|John Holmes Motherfucker - 2021-07-30 |
When I was nine years old, I knew who Jack Kirby was, and I knew who Stan Lee was. Stan was they guy portrayed in NOT BRAND ECCH, Marvel's self-referential homage to Mad Magazine, sitting at a desk with a "List of Things To Do Today" that only had one Item: "Breathe!" Jack was (probably) the guy who drew the picture. At nine, I as amazed at how fucking cool Marvel was, and now, at 63, I'm amazed at just how much I got it right back then. Few things in life have been less disappointing than Marvel. When I watch Avengers Endgame, or Captain America: Winter Soldier, or Thor: Ragnorok, or (Jesus Christ!) LOKI, not only am I channeling nine year old me, but, as an increasingly old man, I am living that little motherfucker's dream! Not every MCU movie is a masterpiece, but they have dramatically elevated the genre. Stan Lee died between the release of Black Panther and Infinity War. THAT is how a culture hero dies, triumphantly, shot from a cannon aimed straight at Pop Culture Valhalla!
The 1967 Spider-Man cartoon was produced at the nadir of American animation, a time of restrictive budgets and tight schedules, and it was pretty ridiculous, but it still managed to be cool. Best of all, it was cool in a way that was characteristically and unmistakably MARVEL.

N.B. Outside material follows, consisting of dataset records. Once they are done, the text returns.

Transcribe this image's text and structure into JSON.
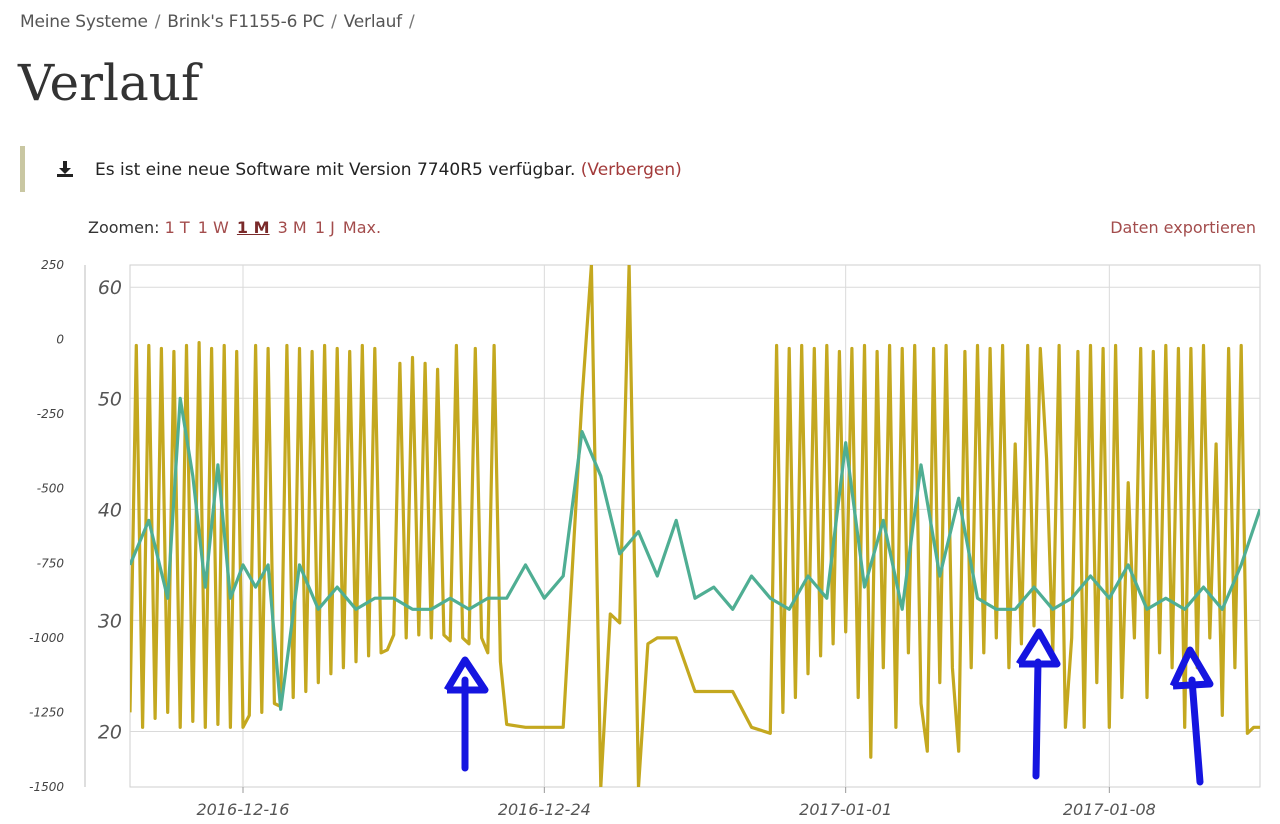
{
  "breadcrumb": {
    "items": [
      "Meine Systeme",
      "Brink's F1155-6 PC",
      "Verlauf"
    ],
    "separator": "/"
  },
  "page_title": "Verlauf",
  "notice": {
    "icon": "download-icon",
    "message": "Es ist eine neue Software mit Version 7740R5 verfügbar.",
    "hide_label": "(Verbergen)"
  },
  "zoom": {
    "label": "Zoomen:",
    "options": [
      "1 T",
      "1 W",
      "1 M",
      "3 M",
      "1 J",
      "Max."
    ],
    "active": "1 M"
  },
  "export_label": "Daten exportieren",
  "colors": {
    "olive_series": "#c4a81f",
    "teal_series": "#4fae93",
    "arrow": "#1515e0",
    "accent": "#a34c4c"
  },
  "chart_data": {
    "type": "line",
    "x_ticks": [
      "2016-12-16",
      "2016-12-24",
      "2017-01-01",
      "2017-01-08"
    ],
    "left_axis_ticks": [
      "250",
      "0",
      "-250",
      "-500",
      "-750",
      "-1000",
      "-1250",
      "-1500"
    ],
    "right_axis_ticks": [
      "60",
      "50",
      "40",
      "30",
      "20"
    ],
    "ylim_left": [
      -1500,
      250
    ],
    "ylim_inner": [
      15,
      62
    ],
    "xlim": [
      "2016-12-13",
      "2017-01-12"
    ],
    "grid": true,
    "series": [
      {
        "axis": "left",
        "color": "#c4a81f",
        "x": [
          "2016-12-13T00:00",
          "2016-12-13T04:00",
          "2016-12-13T08:00",
          "2016-12-13T12:00",
          "2016-12-13T16:00",
          "2016-12-13T20:00",
          "2016-12-14T00:00",
          "2016-12-14T04:00",
          "2016-12-14T08:00",
          "2016-12-14T12:00",
          "2016-12-14T16:00",
          "2016-12-14T20:00",
          "2016-12-15T00:00",
          "2016-12-15T04:00",
          "2016-12-15T08:00",
          "2016-12-15T12:00",
          "2016-12-15T16:00",
          "2016-12-15T20:00",
          "2016-12-16T00:00",
          "2016-12-16T04:00",
          "2016-12-16T08:00",
          "2016-12-16T12:00",
          "2016-12-16T16:00",
          "2016-12-16T20:00",
          "2016-12-17T00:00",
          "2016-12-17T04:00",
          "2016-12-17T08:00",
          "2016-12-17T12:00",
          "2016-12-17T16:00",
          "2016-12-17T20:00",
          "2016-12-18T00:00",
          "2016-12-18T04:00",
          "2016-12-18T08:00",
          "2016-12-18T12:00",
          "2016-12-18T16:00",
          "2016-12-18T20:00",
          "2016-12-19T00:00",
          "2016-12-19T04:00",
          "2016-12-19T08:00",
          "2016-12-19T12:00",
          "2016-12-19T16:00",
          "2016-12-19T20:00",
          "2016-12-20T00:00",
          "2016-12-20T04:00",
          "2016-12-20T08:00",
          "2016-12-20T12:00",
          "2016-12-20T16:00",
          "2016-12-20T20:00",
          "2016-12-21T00:00",
          "2016-12-21T04:00",
          "2016-12-21T08:00",
          "2016-12-21T12:00",
          "2016-12-21T16:00",
          "2016-12-21T20:00",
          "2016-12-22T00:00",
          "2016-12-22T04:00",
          "2016-12-22T08:00",
          "2016-12-22T12:00",
          "2016-12-22T16:00",
          "2016-12-22T20:00",
          "2016-12-23T00:00",
          "2016-12-23T12:00",
          "2016-12-24T00:00",
          "2016-12-24T12:00",
          "2016-12-25T00:00",
          "2016-12-25T06:00",
          "2016-12-25T12:00",
          "2016-12-25T18:00",
          "2016-12-26T00:00",
          "2016-12-26T06:00",
          "2016-12-26T12:00",
          "2016-12-26T18:00",
          "2016-12-27T00:00",
          "2016-12-27T12:00",
          "2016-12-28T00:00",
          "2016-12-28T12:00",
          "2016-12-29T00:00",
          "2016-12-29T12:00",
          "2016-12-30T00:00",
          "2016-12-30T04:00",
          "2016-12-30T08:00",
          "2016-12-30T12:00",
          "2016-12-30T16:00",
          "2016-12-30T20:00",
          "2016-12-31T00:00",
          "2016-12-31T04:00",
          "2016-12-31T08:00",
          "2016-12-31T12:00",
          "2016-12-31T16:00",
          "2016-12-31T20:00",
          "2017-01-01T00:00",
          "2017-01-01T04:00",
          "2017-01-01T08:00",
          "2017-01-01T12:00",
          "2017-01-01T16:00",
          "2017-01-01T20:00",
          "2017-01-02T00:00",
          "2017-01-02T04:00",
          "2017-01-02T08:00",
          "2017-01-02T12:00",
          "2017-01-02T16:00",
          "2017-01-02T20:00",
          "2017-01-03T00:00",
          "2017-01-03T04:00",
          "2017-01-03T08:00",
          "2017-01-03T12:00",
          "2017-01-03T16:00",
          "2017-01-03T20:00",
          "2017-01-04T00:00",
          "2017-01-04T04:00",
          "2017-01-04T08:00",
          "2017-01-04T12:00",
          "2017-01-04T16:00",
          "2017-01-04T20:00",
          "2017-01-05T00:00",
          "2017-01-05T04:00",
          "2017-01-05T08:00",
          "2017-01-05T12:00",
          "2017-01-05T16:00",
          "2017-01-05T20:00",
          "2017-01-06T00:00",
          "2017-01-06T04:00",
          "2017-01-06T08:00",
          "2017-01-06T12:00",
          "2017-01-06T16:00",
          "2017-01-06T20:00",
          "2017-01-07T00:00",
          "2017-01-07T04:00",
          "2017-01-07T08:00",
          "2017-01-07T12:00",
          "2017-01-07T16:00",
          "2017-01-07T20:00",
          "2017-01-08T00:00",
          "2017-01-08T04:00",
          "2017-01-08T08:00",
          "2017-01-08T12:00",
          "2017-01-08T16:00",
          "2017-01-08T20:00",
          "2017-01-09T00:00",
          "2017-01-09T04:00",
          "2017-01-09T08:00",
          "2017-01-09T12:00",
          "2017-01-09T16:00",
          "2017-01-09T20:00",
          "2017-01-10T00:00",
          "2017-01-10T04:00",
          "2017-01-10T08:00",
          "2017-01-10T12:00",
          "2017-01-10T16:00",
          "2017-01-10T20:00",
          "2017-01-11T00:00",
          "2017-01-11T04:00",
          "2017-01-11T08:00",
          "2017-01-11T12:00",
          "2017-01-11T16:00",
          "2017-01-11T20:00",
          "2017-01-12T00:00"
        ],
        "values": [
          -1250,
          -20,
          -1300,
          -20,
          -1270,
          -30,
          -1250,
          -40,
          -1300,
          -20,
          -1280,
          -10,
          -1300,
          -30,
          -1290,
          -20,
          -1300,
          -40,
          -1300,
          -1260,
          -20,
          -1250,
          -30,
          -1220,
          -1230,
          -20,
          -1200,
          -30,
          -1180,
          -40,
          -1150,
          -20,
          -1120,
          -30,
          -1100,
          -40,
          -1080,
          -20,
          -1060,
          -30,
          -1050,
          -1040,
          -990,
          -80,
          -1000,
          -60,
          -990,
          -80,
          -1000,
          -100,
          -990,
          -1010,
          -20,
          -1000,
          -1020,
          -30,
          -1000,
          -1050,
          -20,
          -1080,
          -1290,
          -1300,
          -1300,
          -1300,
          -200,
          250,
          -1500,
          -920,
          -950,
          250,
          -1500,
          -1020,
          -1000,
          -1000,
          -1180,
          -1180,
          -1180,
          -1300,
          -1320,
          -20,
          -1250,
          -30,
          -1200,
          -20,
          -1120,
          -30,
          -1060,
          -20,
          -1020,
          -40,
          -980,
          -30,
          -1200,
          -20,
          -1400,
          -40,
          -1100,
          -20,
          -1300,
          -30,
          -1050,
          -20,
          -1220,
          -1380,
          -30,
          -1150,
          -20,
          -1100,
          -1380,
          -40,
          -1100,
          -20,
          -1050,
          -30,
          -1000,
          -20,
          -1100,
          -350,
          -1020,
          -20,
          -960,
          -30,
          -400,
          -1050,
          -20,
          -1300,
          -1000,
          -40,
          -1300,
          -20,
          -1150,
          -30,
          -1300,
          -20,
          -1200,
          -480,
          -1000,
          -30,
          -1200,
          -40,
          -1050,
          -20,
          -1100,
          -30,
          -1300,
          -30,
          -1100,
          -20,
          -1000,
          -350,
          -1260,
          -30,
          -1100,
          -20,
          -1320,
          -1300,
          -1300
        ]
      },
      {
        "axis": "inner",
        "color": "#4fae93",
        "x": [
          "2016-12-13T00:00",
          "2016-12-13T12:00",
          "2016-12-14T00:00",
          "2016-12-14T08:00",
          "2016-12-14T16:00",
          "2016-12-15T00:00",
          "2016-12-15T08:00",
          "2016-12-15T16:00",
          "2016-12-16T00:00",
          "2016-12-16T08:00",
          "2016-12-16T16:00",
          "2016-12-17T00:00",
          "2016-12-17T12:00",
          "2016-12-18T00:00",
          "2016-12-18T12:00",
          "2016-12-19T00:00",
          "2016-12-19T12:00",
          "2016-12-20T00:00",
          "2016-12-20T12:00",
          "2016-12-21T00:00",
          "2016-12-21T12:00",
          "2016-12-22T00:00",
          "2016-12-22T12:00",
          "2016-12-23T00:00",
          "2016-12-23T12:00",
          "2016-12-24T00:00",
          "2016-12-24T12:00",
          "2016-12-25T00:00",
          "2016-12-25T12:00",
          "2016-12-26T00:00",
          "2016-12-26T12:00",
          "2016-12-27T00:00",
          "2016-12-27T12:00",
          "2016-12-28T00:00",
          "2016-12-28T12:00",
          "2016-12-29T00:00",
          "2016-12-29T12:00",
          "2016-12-30T00:00",
          "2016-12-30T12:00",
          "2016-12-31T00:00",
          "2016-12-31T12:00",
          "2017-01-01T00:00",
          "2017-01-01T12:00",
          "2017-01-02T00:00",
          "2017-01-02T12:00",
          "2017-01-03T00:00",
          "2017-01-03T12:00",
          "2017-01-04T00:00",
          "2017-01-04T12:00",
          "2017-01-05T00:00",
          "2017-01-05T12:00",
          "2017-01-06T00:00",
          "2017-01-06T12:00",
          "2017-01-07T00:00",
          "2017-01-07T12:00",
          "2017-01-08T00:00",
          "2017-01-08T12:00",
          "2017-01-09T00:00",
          "2017-01-09T12:00",
          "2017-01-10T00:00",
          "2017-01-10T12:00",
          "2017-01-11T00:00",
          "2017-01-11T12:00",
          "2017-01-12T00:00"
        ],
        "values": [
          35,
          39,
          32,
          50,
          43,
          33,
          44,
          32,
          35,
          33,
          35,
          22,
          35,
          31,
          33,
          31,
          32,
          32,
          31,
          31,
          32,
          31,
          32,
          32,
          35,
          32,
          34,
          47,
          43,
          36,
          38,
          34,
          39,
          32,
          33,
          31,
          34,
          32,
          31,
          34,
          32,
          46,
          33,
          39,
          31,
          44,
          34,
          41,
          32,
          31,
          31,
          33,
          31,
          32,
          34,
          32,
          35,
          31,
          32,
          31,
          33,
          31,
          35,
          40
        ]
      }
    ]
  }
}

And the music is crucial to how they pulled it off, especially, of course, that iconic theme song. "Iconic" is overused, but there's no other word. Even as I child, I could detect the Marvel Touch in that last verse, which suddenly turned introspective:
Wealth and fame he's ignored
Action is his reward
To him, life is a great big bang-up
Wherever there's a hang-up
You'll find a Spiderman!
No one would ever write a theme song about how SUPERMAN sees the world, or anyone else to be seen on Saturday Morning Cartoons. It was fresh. It was touching. I thought so at the time, and I still think so.